Но в это время на сцену вышел новый оратор.
— Сеня Гольдштейн! — толкнул Костя Сашу.
Саша не поднял глаз.
— Товарищи! — откашлявшись, сказал Сеня Гольдштейн.
По рядам семиклассников прошел легкий шум. Грозно сведя над переносицей брови, привстал Юра Резников, и его шумные одноклассники послушно утихли.
— Я хочу осветить вопрос с другой стороны, — солидно заявил Сеня, снова покашлял и вдруг заговорил горячо и живо: — Ребята! Мы с Емельяновым сколько уж лет учились вместе, и ни разу с ним не бывало такой истории, какая случилась из-за вольтметра в субботу. Нельзя судить по одному факту. Один факт отрицательный, а другие факты положительные. Например, Саша Емельянов очень идейный, я за это ручаюсь. И смелый, тоже ручаюсь. И надежный товарищ. В субботу он просто ошибся. Я тоже иногда ошибусь, а потом разберу все по порядку и даже сам иногда удивляюсь, как могла произойти такая ошибка. И он разберется. Его надо принять.
— А кто давал Емельянову рекомендацию? — спросил чей-то голос.
Саша ответил, никто не расслышал.
Юра Резников крикнул громко:
— Кто рекомендацию дал, пусть не прячется! Пусть защищает, если давал!
Ребята оглядывались друг на друга, ища глазами, кто прячется.
Поднялся Коля Богатов, вынул из папки листок и ясно, четко, раздельно прочел:
— «Я, член ВКП(б) с 1942 года, рекомендую своего сына Александра Емельянова в ВЛКСМ. Мой сын запальчив, горяч, из-за горячности может сорваться, может наделать ошибок, но он до конца предан Родине, верен в дружбе, отзывчив на чужую беду и безусловно неспособен на ложь. Таким я знаю Емельянова Сашу четырнадцать лет. Уверена, что комсомол его сделает еще прямее, достойней и выше».

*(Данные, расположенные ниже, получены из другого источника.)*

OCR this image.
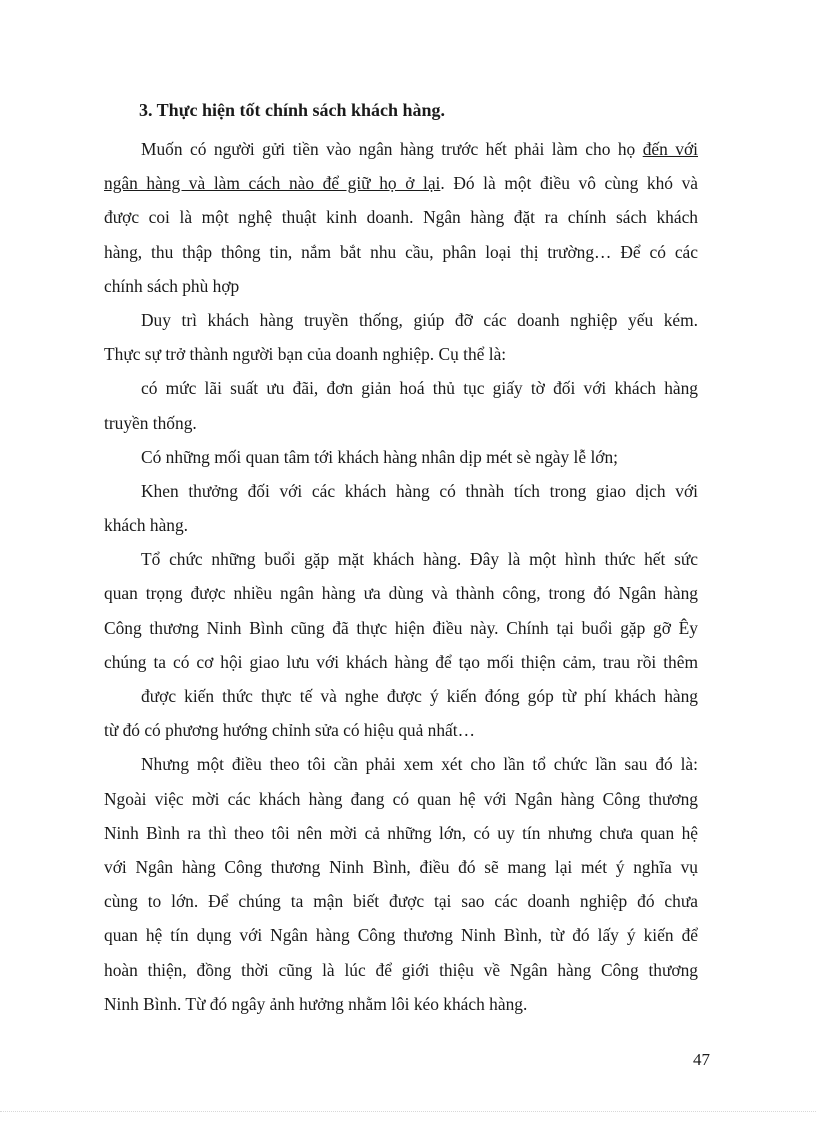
3. Thực hiện tốt chính sách khách hàng.
Muốn có người gửi tiền vào ngân hàng trước hết phải làm cho họ đến với
ngân hàng và làm cách nào để giữ họ ở lại. Đó là một điều vô cùng khó và
được coi là một nghệ thuật kinh doanh. Ngân hàng đặt ra chính sách khách
hàng, thu thập thông tin, nắm bắt nhu cầu, phân loại thị trường… Để có các
chính sách phù hợp
Duy trì khách hàng truyền thống, giúp đỡ các doanh nghiệp yếu kém.
Thực sự trở thành người bạn của doanh nghiệp. Cụ thể là:
có mức lãi suất ưu đãi, đơn giản hoá thủ tục giấy tờ đối với khách hàng
truyền thống.
Có những mối quan tâm tới khách hàng nhân dịp mét sè ngày lễ lớn;
Khen thưởng đối với các khách hàng có thnàh tích trong giao dịch với
khách hàng.
Tổ chức những buổi gặp mặt khách hàng. Đây là một hình thức hết sức
quan trọng được nhiều ngân hàng ưa dùng và thành công, trong đó Ngân hàng
Công thương Ninh Bình cũng đã thực hiện điều này. Chính tại buổi gặp gỡ Êy
chúng ta có cơ hội giao lưu với khách hàng để tạo mối thiện cảm, trau rồi thêm
được kiến thức thực tế và nghe được ý kiến đóng góp từ phí khách hàng
từ đó có phương hướng chỉnh sửa có hiệu quả nhất…
Nhưng một điều theo tôi cần phải xem xét cho lần tổ chức lần sau đó là:
Ngoài việc mời các khách hàng đang có quan hệ với Ngân hàng Công thương
Ninh Bình ra thì theo tôi nên mời cả những lớn, có uy tín nhưng chưa quan hệ
với Ngân hàng Công thương Ninh Bình, điều đó sẽ mang lại mét ý nghĩa vụ
cùng to lớn. Để chúng ta mận biết được tại sao các doanh nghiệp đó chưa
quan hệ tín dụng với Ngân hàng Công thương Ninh Bình, từ đó lấy ý kiến để
hoàn thiện, đồng thời cũng là lúc để giới thiệu về Ngân hàng Công thương
Ninh Bình. Từ đó ngây ảnh hưởng nhằm lôi kéo khách hàng.
47
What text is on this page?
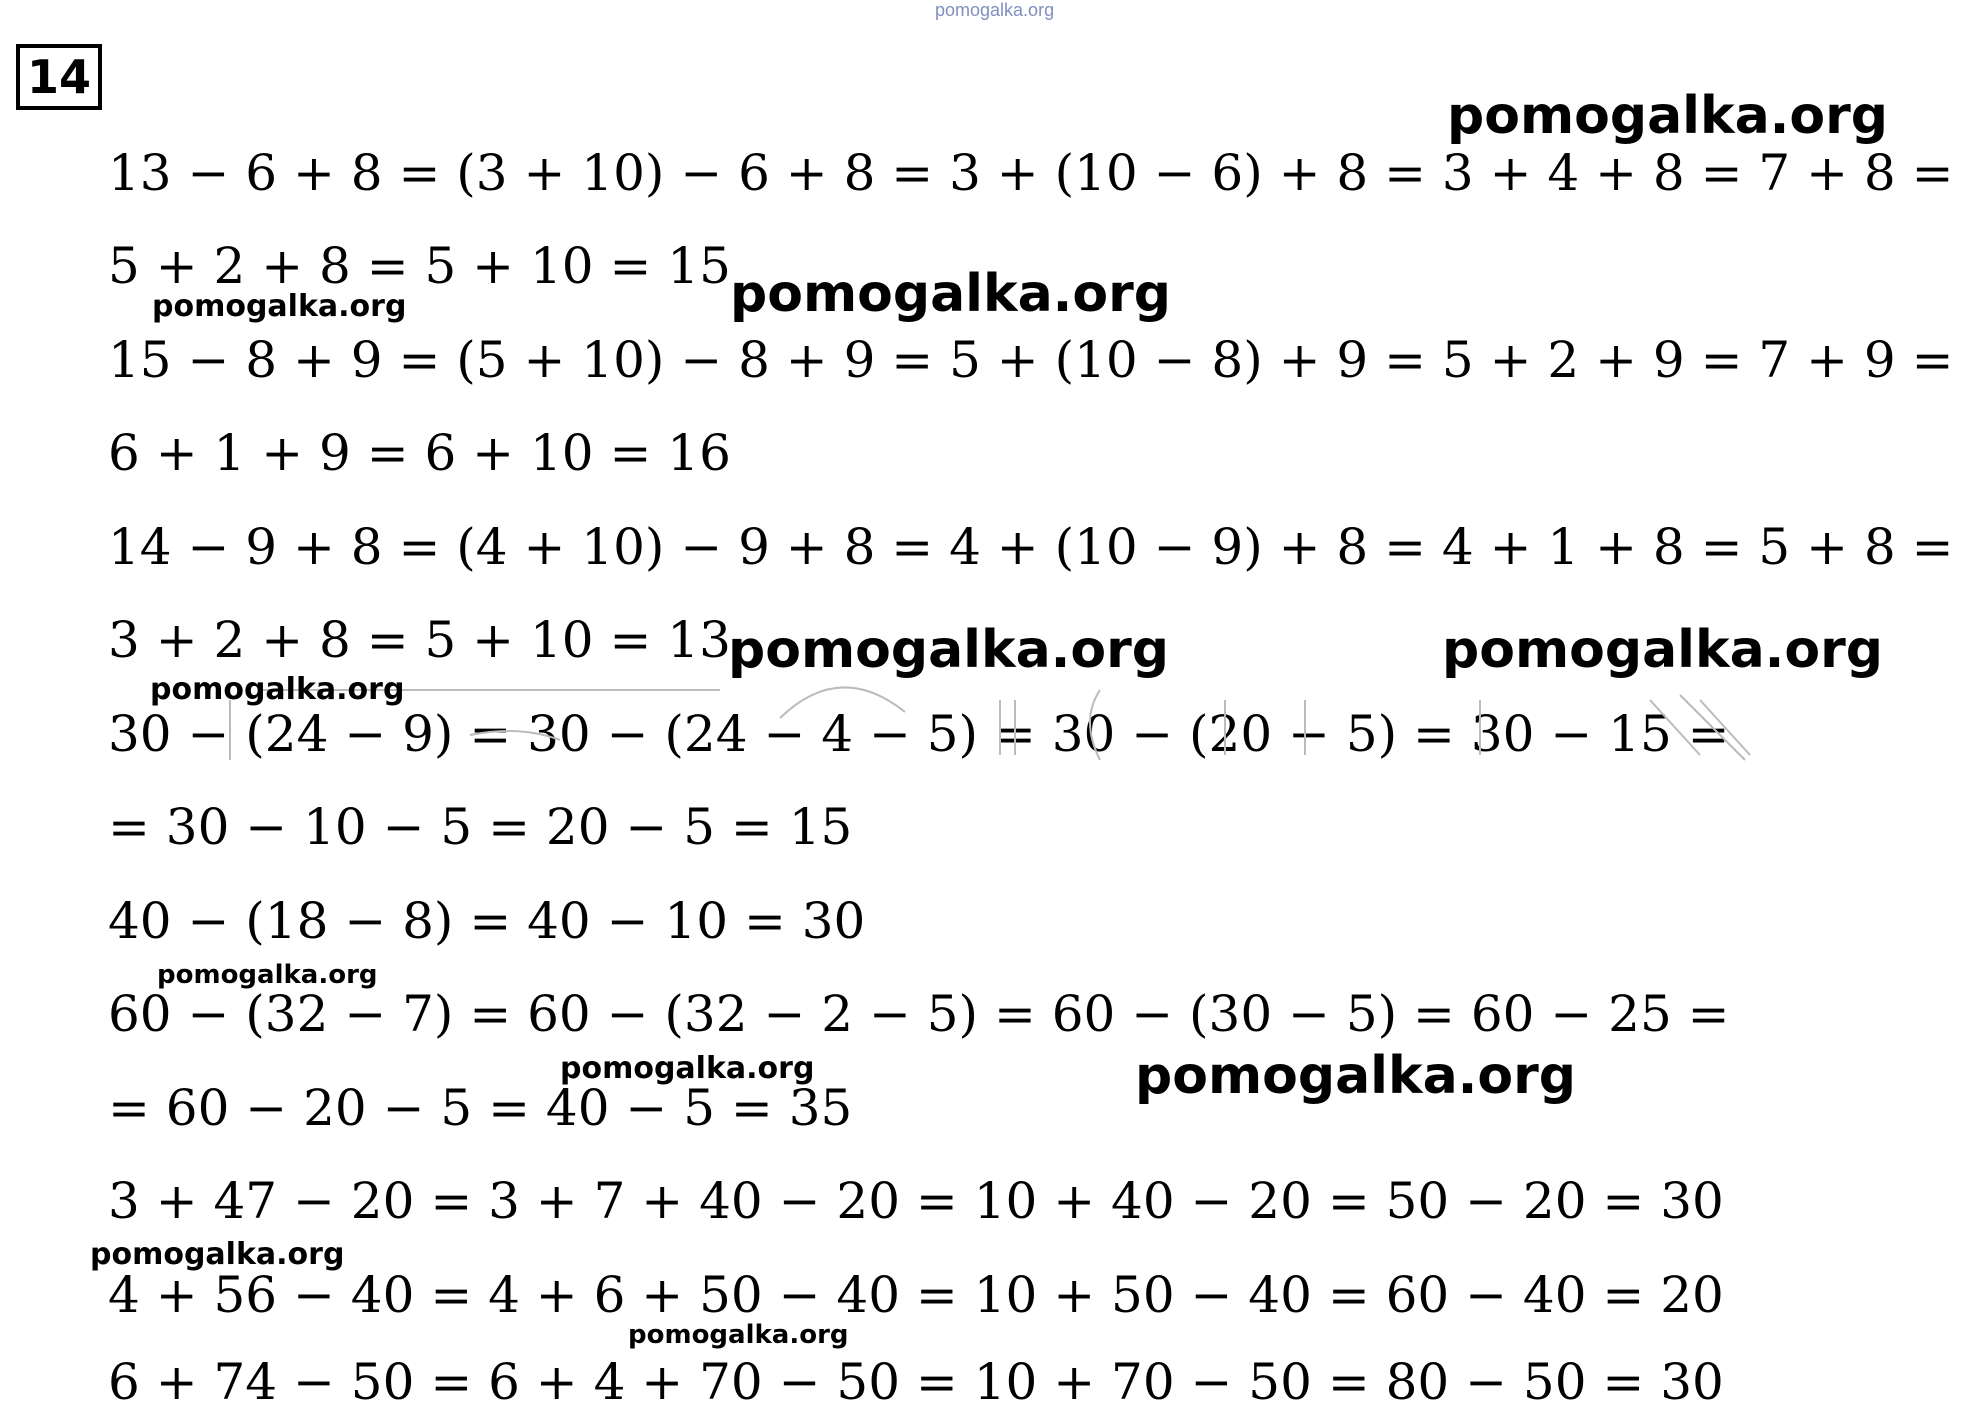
pomogalka.org
14
13 − 6 + 8 = (3 + 10) − 6 + 8 = 3 + (10 − 6) + 8 = 3 + 4 + 8 = 7 + 8 =
5 + 2 + 8 = 5 + 10 = 15
15 − 8 + 9 = (5 + 10) − 8 + 9 = 5 + (10 − 8) + 9 = 5 + 2 + 9 = 7 + 9 =
6 + 1 + 9 = 6 + 10 = 16
14 − 9 + 8 = (4 + 10) − 9 + 8 = 4 + (10 − 9) + 8 = 4 + 1 + 8 = 5 + 8 =
3 + 2 + 8 = 5 + 10 = 13
30 − (24 − 9) = 30 − (24 − 4 − 5) = 30 − (20 − 5) = 30 − 15 =
= 30 − 10 − 5 = 20 − 5 = 15
40 − (18 − 8) = 40 − 10 = 30
60 − (32 − 7) = 60 − (32 − 2 − 5) = 60 − (30 − 5) = 60 − 25 =
= 60 − 20 − 5 = 40 − 5 = 35
3 + 47 − 20 = 3 + 7 + 40 − 20 = 10 + 40 − 20 = 50 − 20 = 30
4 + 56 − 40 = 4 + 6 + 50 − 40 = 10 + 50 − 40 = 60 − 40 = 20
6 + 74 − 50 = 6 + 4 + 70 − 50 = 10 + 70 − 50 = 80 − 50 = 30
pomogalka.org
pomogalka.org	pomogalka.org
pomogalka.org	pomogalka.org
pomogalka.org
pomogalka.org
pomogalka.org	pomogalka.org
pomogalka.org
pomogalka.org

Богатов аккуратно сложил листок, не спеша спрятал в папку и молча сел.
Никто не оглянулся на Сашу, только Костя, прикоснувшись ладонью к его холодной, неподвижной руке, шепнул:
— Саша, ты смотри не заплачь.
— Я ее опозорил, — ответил Саша.
В передних рядах, словно в кукольном театре Петрушка, вынырнул плоский, рыжеватый затылок Лени Пыжова.
— Вот как мама по знакомству похвалила сыночка! Хи-хи!
Затылок скрылся среди чубатых, курчавых, лобастых голов. Потонул.
Зал вдруг взревел. Ребята топали, стучали, орали. Леня Пыжов, как черепаха, втянул голову в плечи, а на сцену великолепным спортсменским броском вскинул свое ловкое, стройное тело Чугай.